The luxury of the Constance resort might have been the acme of conspicuous consumption, but I was amazed at how quickly I took for granted the superior decor and luxurious facilities of my water villa and everything that came with it.
If you are used to this level of comfort at home, you dont want to rough it while on holiday.
Meantime, Ill nod knowingly to those ladies-who-lunch, as they park their 4x4s untidily outside the restaurants.
Me Im back in my VW, and eating in my kitchen.

FACTFILE
GETTING THERE: Sri Lanka Air flies direct from London Heathrow with a 30kg baggage allowance, www.srilankan.aero. Maldivian Air Taxi seaplane services from Mali to Halaveli take about 20 minutes.
DIVING & ACCOMMODATION:TGI Diving, www.tgidiving.com.

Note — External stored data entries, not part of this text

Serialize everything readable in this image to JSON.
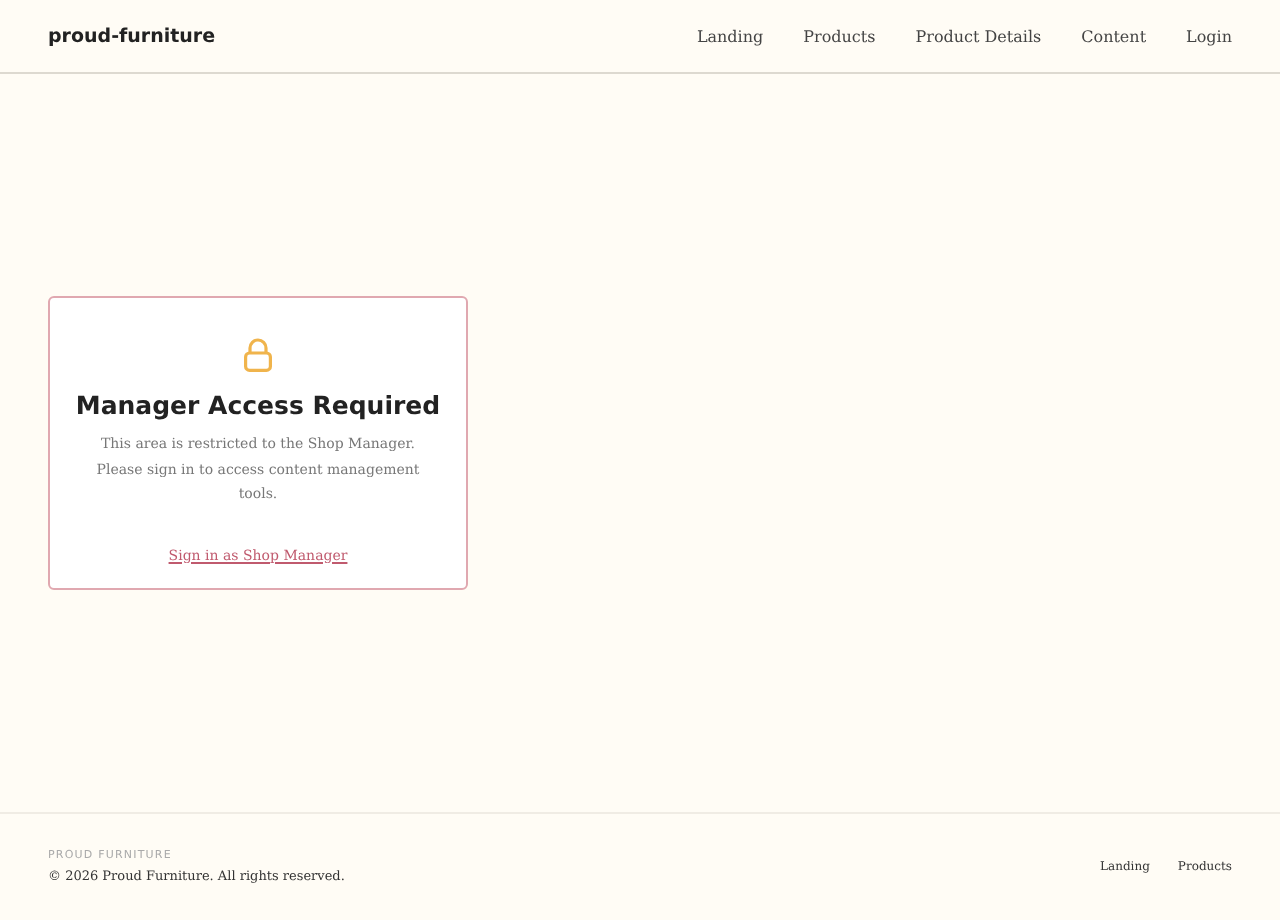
{
  "header": {
    "logo": "proud-furniture",
    "nav": [
      {
        "label": "Landing"
      },
      {
        "label": "Products"
      },
      {
        "label": "Product Details"
      },
      {
        "label": "Content"
      },
      {
        "label": "Login"
      }
    ]
  },
  "card": {
    "title": "Manager Access Required",
    "message": "This area is restricted to the Shop Manager. Please sign in to access content management tools.",
    "link": "Sign in as Shop Manager"
  },
  "footer": {
    "brand": "PROUD FURNITURE",
    "copyright": "© 2026 Proud Furniture. All rights reserved.",
    "links": [
      {
        "label": "Landing"
      },
      {
        "label": "Products"
      }
    ]
  }
}
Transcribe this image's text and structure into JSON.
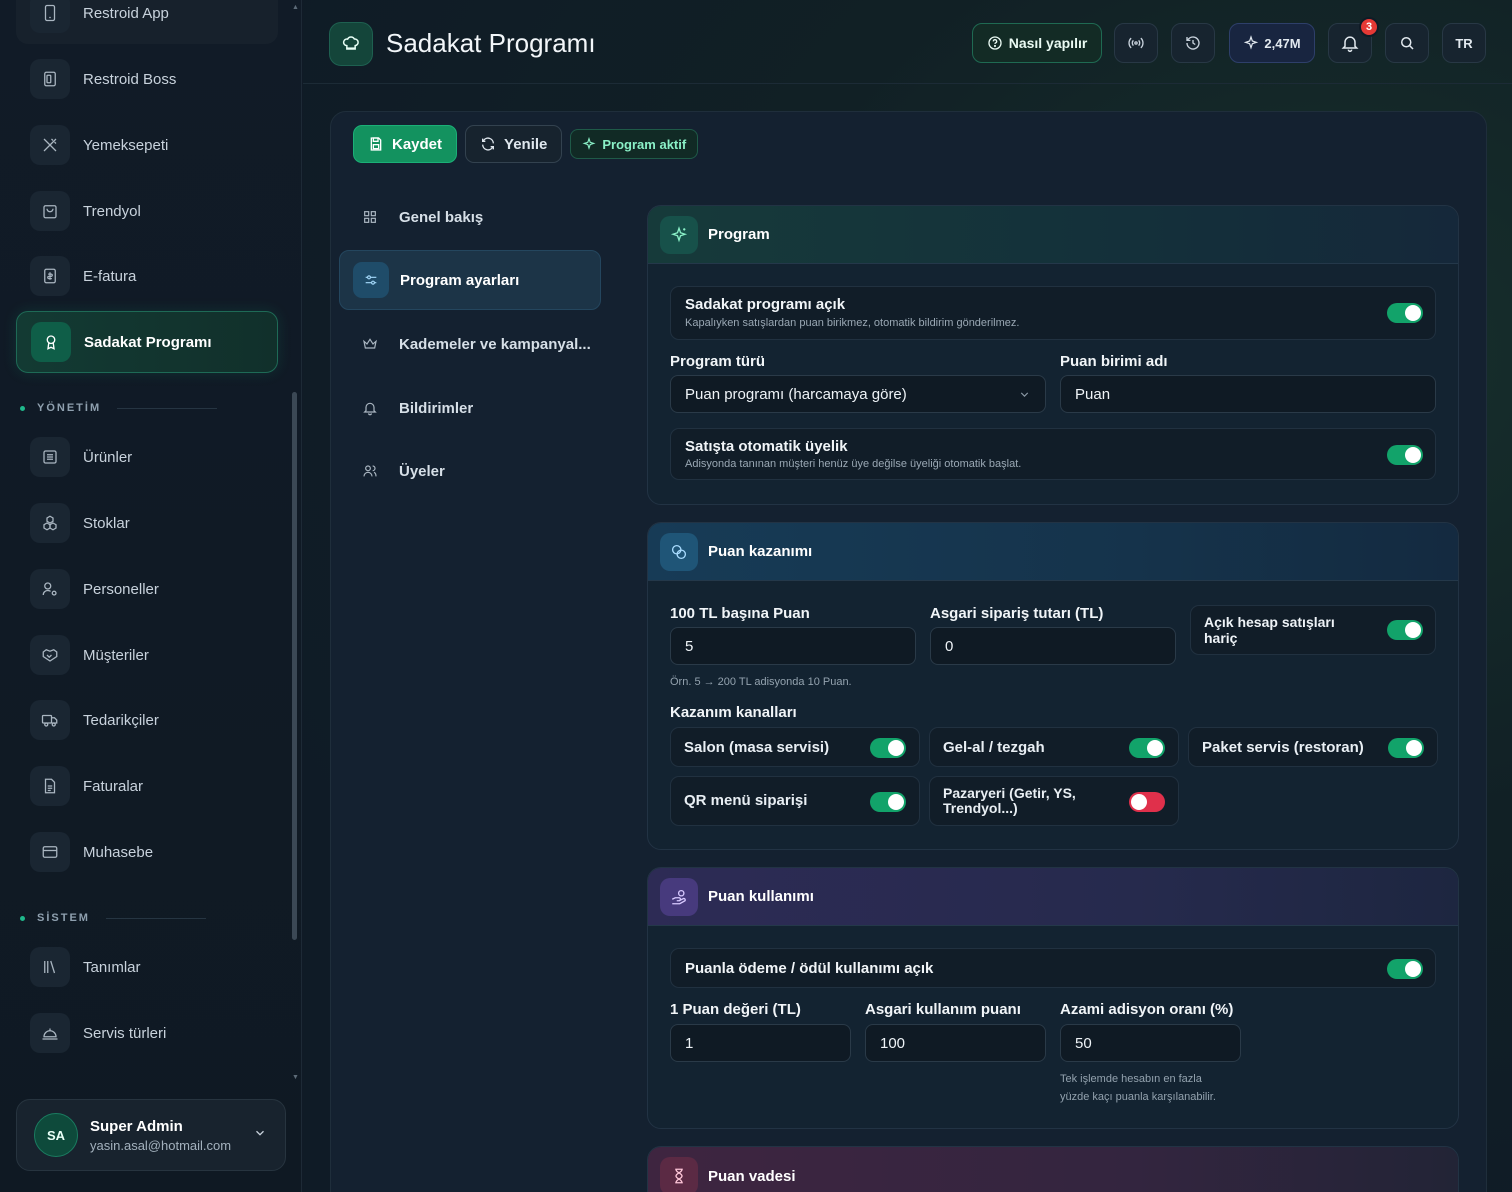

Constance Resorts, www.halaveli.com
MONEY: US dollars and all major credit cards accepted.
HEALTH: Recompression facilities are available on Bandos.
WHEN TO GO: Any time. The south-west monsoon brings drier weather and normally occurs between the beginning of December and the end of May. Water temperatures range from 25 to 30°C, so a 3mm wetsuit is suggested.
PRICES: The cost per person with departures in May through to 20 July is £1989 for seven nights B&B (two sharing), direct flights with Sri Lankan Airlines and seaplane transfers.